US pharma company Eli Lilly pauses the COVID-19 vaccine Phase III trial over safety concerns.
In the span of 24 hours, two late-stage COVID-19 medical trials have been paused over potential safety concerns, which is a major latest setback in the fight against the current pandemic.
Eli Lilly, a US pharmaceutical firm, suspended the Phase III trial of COVID 19 antibody treatment in hospitalized patients over an incident which is not yet specified.
Johnson & Johnson temporarily suspended its Phase III trial of the pandemic vaccine a day earlier to Eli Lilly’s vaccine trial suspension announcement due to an unspecified illness in a study patient.
Mathai Mammen, research head, J&J, told the investors on Tuesday that the halt is a “temporary pause” and might not be related to their drug.
AstraZeneca, a British firm, was first to announce a pause in its vaccine trials last month. The halt was announced after a patient in Britain was diagnosed with a spine inflammation condition. Later the trials resumed around the world but remained suspended in the US.
Eric Topol, the Scripps Research Institute, in a tweet remarked that the news about the safety concerns of Lilly’s antibody treatment is surprising to him as the earlier trial stages did not reveal any serious side effects.
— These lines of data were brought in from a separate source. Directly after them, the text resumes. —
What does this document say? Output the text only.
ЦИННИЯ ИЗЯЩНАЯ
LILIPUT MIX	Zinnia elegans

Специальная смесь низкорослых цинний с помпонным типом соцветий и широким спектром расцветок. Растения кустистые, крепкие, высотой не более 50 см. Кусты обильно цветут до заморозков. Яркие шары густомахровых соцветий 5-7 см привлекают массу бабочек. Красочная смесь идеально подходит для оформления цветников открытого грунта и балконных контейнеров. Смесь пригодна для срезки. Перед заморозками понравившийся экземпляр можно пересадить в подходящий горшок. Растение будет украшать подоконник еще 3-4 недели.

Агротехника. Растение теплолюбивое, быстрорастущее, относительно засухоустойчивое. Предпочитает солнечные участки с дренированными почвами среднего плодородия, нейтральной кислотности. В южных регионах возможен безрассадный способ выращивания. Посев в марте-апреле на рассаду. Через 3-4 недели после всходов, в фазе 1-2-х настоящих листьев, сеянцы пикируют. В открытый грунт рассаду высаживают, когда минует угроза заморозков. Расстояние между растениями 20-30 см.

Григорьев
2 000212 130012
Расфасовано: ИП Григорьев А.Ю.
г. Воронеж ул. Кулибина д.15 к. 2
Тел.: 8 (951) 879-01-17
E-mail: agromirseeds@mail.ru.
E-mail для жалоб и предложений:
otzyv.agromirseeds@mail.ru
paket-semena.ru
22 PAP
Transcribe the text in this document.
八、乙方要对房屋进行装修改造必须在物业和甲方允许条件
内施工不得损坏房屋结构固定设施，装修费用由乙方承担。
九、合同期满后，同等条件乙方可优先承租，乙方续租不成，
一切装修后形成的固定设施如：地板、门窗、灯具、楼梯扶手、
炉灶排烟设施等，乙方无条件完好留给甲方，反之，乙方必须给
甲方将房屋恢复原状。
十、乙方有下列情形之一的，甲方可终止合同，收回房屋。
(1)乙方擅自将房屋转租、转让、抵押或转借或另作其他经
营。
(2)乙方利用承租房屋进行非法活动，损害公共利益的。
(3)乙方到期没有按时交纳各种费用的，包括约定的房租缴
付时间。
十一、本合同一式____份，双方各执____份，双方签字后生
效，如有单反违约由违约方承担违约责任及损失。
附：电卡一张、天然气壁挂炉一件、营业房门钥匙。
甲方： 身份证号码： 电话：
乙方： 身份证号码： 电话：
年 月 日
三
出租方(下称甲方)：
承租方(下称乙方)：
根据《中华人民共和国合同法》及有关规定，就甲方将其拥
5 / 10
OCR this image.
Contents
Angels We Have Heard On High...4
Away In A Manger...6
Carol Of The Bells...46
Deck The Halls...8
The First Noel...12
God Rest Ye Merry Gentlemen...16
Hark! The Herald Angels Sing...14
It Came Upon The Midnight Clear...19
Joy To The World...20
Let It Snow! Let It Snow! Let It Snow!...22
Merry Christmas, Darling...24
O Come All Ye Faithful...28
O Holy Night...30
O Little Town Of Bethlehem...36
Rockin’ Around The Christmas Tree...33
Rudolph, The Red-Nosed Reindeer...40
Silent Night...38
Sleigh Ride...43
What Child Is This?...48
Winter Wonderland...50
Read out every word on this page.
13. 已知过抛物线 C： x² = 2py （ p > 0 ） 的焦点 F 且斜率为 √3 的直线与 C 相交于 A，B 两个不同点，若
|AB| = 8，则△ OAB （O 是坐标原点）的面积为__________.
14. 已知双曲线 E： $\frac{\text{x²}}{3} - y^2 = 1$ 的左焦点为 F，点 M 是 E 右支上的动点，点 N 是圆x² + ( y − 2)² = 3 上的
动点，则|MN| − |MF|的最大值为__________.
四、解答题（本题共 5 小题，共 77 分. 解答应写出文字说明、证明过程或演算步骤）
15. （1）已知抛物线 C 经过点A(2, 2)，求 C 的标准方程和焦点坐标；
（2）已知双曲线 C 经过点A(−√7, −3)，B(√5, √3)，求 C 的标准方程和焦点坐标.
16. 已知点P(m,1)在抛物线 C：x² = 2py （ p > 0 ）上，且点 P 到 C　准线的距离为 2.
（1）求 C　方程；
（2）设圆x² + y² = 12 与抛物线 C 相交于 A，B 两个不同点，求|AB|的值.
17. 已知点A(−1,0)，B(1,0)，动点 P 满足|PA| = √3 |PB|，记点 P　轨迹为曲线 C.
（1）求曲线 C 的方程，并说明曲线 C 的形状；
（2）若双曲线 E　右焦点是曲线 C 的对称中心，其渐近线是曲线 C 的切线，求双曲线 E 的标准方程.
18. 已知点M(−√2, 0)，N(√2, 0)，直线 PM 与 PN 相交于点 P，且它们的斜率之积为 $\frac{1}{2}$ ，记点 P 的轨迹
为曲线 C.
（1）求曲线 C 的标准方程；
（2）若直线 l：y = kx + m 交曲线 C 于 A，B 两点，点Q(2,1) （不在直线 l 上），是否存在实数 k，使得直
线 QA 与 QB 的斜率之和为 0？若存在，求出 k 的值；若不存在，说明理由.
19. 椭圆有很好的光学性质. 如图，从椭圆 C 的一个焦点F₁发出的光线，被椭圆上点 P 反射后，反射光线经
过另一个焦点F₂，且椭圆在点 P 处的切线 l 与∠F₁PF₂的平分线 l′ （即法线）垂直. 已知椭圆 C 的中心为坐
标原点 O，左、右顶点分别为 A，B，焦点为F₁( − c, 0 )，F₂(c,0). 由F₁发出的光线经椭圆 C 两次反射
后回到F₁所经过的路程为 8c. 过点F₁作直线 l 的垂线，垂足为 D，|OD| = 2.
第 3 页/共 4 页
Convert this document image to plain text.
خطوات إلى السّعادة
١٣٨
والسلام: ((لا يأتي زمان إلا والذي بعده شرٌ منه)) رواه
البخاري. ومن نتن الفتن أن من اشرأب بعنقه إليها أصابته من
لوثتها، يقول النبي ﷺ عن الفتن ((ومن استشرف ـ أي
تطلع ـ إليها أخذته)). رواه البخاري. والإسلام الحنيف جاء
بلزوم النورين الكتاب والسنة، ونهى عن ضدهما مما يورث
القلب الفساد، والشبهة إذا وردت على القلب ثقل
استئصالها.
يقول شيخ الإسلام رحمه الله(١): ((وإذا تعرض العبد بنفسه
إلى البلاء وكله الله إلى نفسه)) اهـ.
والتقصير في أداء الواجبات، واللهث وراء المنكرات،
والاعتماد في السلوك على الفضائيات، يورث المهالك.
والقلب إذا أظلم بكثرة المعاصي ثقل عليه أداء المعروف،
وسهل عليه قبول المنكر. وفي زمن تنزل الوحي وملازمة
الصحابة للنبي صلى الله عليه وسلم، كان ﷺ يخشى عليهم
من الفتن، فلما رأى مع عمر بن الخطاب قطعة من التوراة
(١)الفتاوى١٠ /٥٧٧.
He hopes this pause will be brief, and he was expecting the details about it quickly and added that it is good to be cautious.
Treatment for Trump
A spokesperson from Lilly made a statement on Tuesday and, in the statement mentioned that Lilly is supportive of the decision made by the Data Safety Monitoring Board, DSMB, cautiously ensuring the safety of the participating patients.
The study was initiated in more than 50 sites across the United States, Denmark, and Singapore, with around 10,000 people participating in August.
A lab-produced antibody treatment by Regeneron, a biotech firm, has been making headlines lately after US President Donald Trump credited a therapy developed by the firm to have cured him of COVID-19. Lilly and Regeneron both applied for emergency use authorization for their treatments to the US Food and Drug Administration last week.
Monoclonal antibodies are a relatively new class of drugs, best known for cancer and autoimmune disease treatment.
The human immune system produces antibodies for particular pathogens, and the vaccines teach the body to be prepared and make specific antibodies in future invasions by the same virus.
The paused COVID-19 treatment was based on an effective antibody discovered by Lilly in a recovered patient.
The host immune cell produced antibodies can be cultured in a lab, and the desired proteins can be produced en masse.
The details of the safety concerns or the number of people affected are not disclosed by Lilly.
Generally speaking, therapies that are administered intravenously may show mild side effects like fever, chills, and fatigue, while moderate to severe infusions can result in chest pain and shortness of breath.
J&J seeks to reassure
Meanwhile, J&J moved to buoy confidence in their vaccine. Mathai Mammen, J&J, said in a conference call that in large studies, the occurrence of unexpected illnesses is not at all unusual. He added that in some cases, serious adverse events may or may not have something to do with the investigated drug or vaccine.
Globally, J&J is one of the 11 organizations to start a Phase III trial on the pandemic vaccine.
For the final stage of the J&J trial, participants were recruited in late September, with the aim of enrolling volunteers from 200 US and international centers.
Under Operation Warp Speed, Washington has given the multinational a funding that amounts to $1.45 billion.
The vaccine is a modified cold-causing adenovirus along with a part of the new coronavirus called the spike protein that is used to invade human cells. The single-dose vaccine is modified to eliminate its replication ability.
The same technology used by J&J in its Ebola vaccine received approval for marketing from the European Commission this July.
At the close of trading, Lilly was down 2.9%, and J&J was down 2.3%.
US pharma company Eli Lilly’s pauses COVID-19 vaccine Phase III trial over safety concerns.